View solution in original post

BrentDrysdale · ‎Dec 23, 2010

Hi Jonathan,

Not really doing this recently but in the past one hassle was needing more memory than we had and then getting paging to HDD swapspace when we reached the limit. Probably not an issue with your setup but good to tick off to be sure. The next thing was setting the RAM that the solver is allowed to use. In older versions this defaulted to a really small amount of RAM (I guess to make sure it would not fail) so our rule of thumb for XP32 was to set solver RAM to half the available RAM e.g. 1GB for a 2GB machine (told you it was a while back). Early on we had the temporary files over the network problem but like you we sorted that out. Last but maybe relevant is the possibility for using solid state HDD for the temp files. Will be way quicker than any RAID setup with even high speed SCSI HDD and should not have to be that large for this type of work.

Hope some of this helps.

Regards,

Brent Drysdale

JonathanHodgson · ‎Dec 23, 2010

Well, for anyone who's interested I've found out some more today.

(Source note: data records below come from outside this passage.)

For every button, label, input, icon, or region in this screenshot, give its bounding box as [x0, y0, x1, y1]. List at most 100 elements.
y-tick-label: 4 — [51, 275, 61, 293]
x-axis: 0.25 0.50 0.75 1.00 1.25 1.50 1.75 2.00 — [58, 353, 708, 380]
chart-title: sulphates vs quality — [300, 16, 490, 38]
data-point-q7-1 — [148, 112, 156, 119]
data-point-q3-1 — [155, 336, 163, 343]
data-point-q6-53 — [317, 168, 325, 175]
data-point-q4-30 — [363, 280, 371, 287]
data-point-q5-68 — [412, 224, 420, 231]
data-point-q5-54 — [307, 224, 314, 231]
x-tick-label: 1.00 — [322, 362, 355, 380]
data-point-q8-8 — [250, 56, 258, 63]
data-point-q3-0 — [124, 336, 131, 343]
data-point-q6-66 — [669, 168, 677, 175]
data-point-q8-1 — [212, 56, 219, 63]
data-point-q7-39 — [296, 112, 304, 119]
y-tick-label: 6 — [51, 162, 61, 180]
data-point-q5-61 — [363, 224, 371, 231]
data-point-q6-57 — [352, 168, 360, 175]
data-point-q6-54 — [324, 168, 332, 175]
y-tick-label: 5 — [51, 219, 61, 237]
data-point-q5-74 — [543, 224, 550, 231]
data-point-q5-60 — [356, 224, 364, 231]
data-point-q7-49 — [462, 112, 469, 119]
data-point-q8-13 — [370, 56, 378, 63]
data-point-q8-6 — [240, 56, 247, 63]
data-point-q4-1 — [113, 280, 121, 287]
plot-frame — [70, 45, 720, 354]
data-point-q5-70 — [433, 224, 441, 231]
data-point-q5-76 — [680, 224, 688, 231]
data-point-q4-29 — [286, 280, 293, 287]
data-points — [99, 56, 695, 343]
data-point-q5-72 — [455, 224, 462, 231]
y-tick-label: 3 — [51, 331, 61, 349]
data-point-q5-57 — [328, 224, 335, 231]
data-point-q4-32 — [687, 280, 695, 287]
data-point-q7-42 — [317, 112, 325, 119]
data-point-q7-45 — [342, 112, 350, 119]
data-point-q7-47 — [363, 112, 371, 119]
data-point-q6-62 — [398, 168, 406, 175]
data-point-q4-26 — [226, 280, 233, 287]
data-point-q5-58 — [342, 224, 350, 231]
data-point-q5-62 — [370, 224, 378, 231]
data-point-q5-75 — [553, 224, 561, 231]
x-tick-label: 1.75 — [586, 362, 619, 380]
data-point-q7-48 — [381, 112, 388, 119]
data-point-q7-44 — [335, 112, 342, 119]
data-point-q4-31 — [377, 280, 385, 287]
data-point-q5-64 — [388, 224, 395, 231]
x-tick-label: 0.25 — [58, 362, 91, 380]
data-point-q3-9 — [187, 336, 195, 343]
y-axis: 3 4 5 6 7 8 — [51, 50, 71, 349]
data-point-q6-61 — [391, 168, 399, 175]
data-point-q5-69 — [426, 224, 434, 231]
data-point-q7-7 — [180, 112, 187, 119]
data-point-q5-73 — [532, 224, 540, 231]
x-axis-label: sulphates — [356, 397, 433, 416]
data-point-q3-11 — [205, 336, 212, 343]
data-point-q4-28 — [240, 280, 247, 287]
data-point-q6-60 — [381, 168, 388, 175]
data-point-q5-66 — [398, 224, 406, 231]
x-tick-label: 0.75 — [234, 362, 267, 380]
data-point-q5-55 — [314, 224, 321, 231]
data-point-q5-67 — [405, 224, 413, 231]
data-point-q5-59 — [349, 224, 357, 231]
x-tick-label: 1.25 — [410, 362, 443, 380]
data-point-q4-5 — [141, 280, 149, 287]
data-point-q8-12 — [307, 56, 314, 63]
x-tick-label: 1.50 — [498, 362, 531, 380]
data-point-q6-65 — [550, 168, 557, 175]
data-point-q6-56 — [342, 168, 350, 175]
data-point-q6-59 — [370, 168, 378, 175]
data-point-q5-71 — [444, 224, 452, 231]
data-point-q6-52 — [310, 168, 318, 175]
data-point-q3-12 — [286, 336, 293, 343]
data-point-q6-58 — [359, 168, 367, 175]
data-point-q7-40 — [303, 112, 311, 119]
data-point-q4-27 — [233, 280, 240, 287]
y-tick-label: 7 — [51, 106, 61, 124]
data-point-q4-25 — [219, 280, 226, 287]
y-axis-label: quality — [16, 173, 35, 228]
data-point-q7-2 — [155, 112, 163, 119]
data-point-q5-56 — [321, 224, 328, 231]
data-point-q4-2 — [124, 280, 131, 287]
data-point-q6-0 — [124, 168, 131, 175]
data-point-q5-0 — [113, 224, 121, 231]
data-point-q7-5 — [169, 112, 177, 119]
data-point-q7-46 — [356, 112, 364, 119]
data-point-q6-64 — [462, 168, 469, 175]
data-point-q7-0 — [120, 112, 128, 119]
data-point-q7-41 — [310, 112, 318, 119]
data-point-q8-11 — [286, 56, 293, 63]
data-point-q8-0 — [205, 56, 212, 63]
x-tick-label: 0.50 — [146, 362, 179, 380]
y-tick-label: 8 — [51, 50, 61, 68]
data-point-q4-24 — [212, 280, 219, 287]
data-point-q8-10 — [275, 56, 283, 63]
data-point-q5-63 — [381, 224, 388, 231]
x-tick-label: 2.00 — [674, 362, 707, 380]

I discovered Windows perfmon.exe, and I've been watching disk and CPU usage while running the analysis.

I know that memory/hard disk swapping is an issue, as the run used all 6 GB of memory plus 15 GB of disk space.

Although Mechanica does use multiple cores, in practice it spends a long time meshing with just one core, and only uses more than two (>50% CPU) for brief moments. I've also read elsewhere than Mechanica only uses two cores, although that may be out of date.

Elapsed time for the run was 1h20m, with CPU time being 47m - not much, when you consider there was 5h20m available in total from the four cores!

The long spells of less than one core (<25% CPU) are mostly while disk writes or reads are happening (up to 70 GB/s on this machine, which sounds impressive to me although I don't know what drive(s) is(are) in it). There are also some periods of low CPU and much slower disk access, around 800 kB/s, which might suggest that both random-access and contiguous-transfer speeds are important at different times.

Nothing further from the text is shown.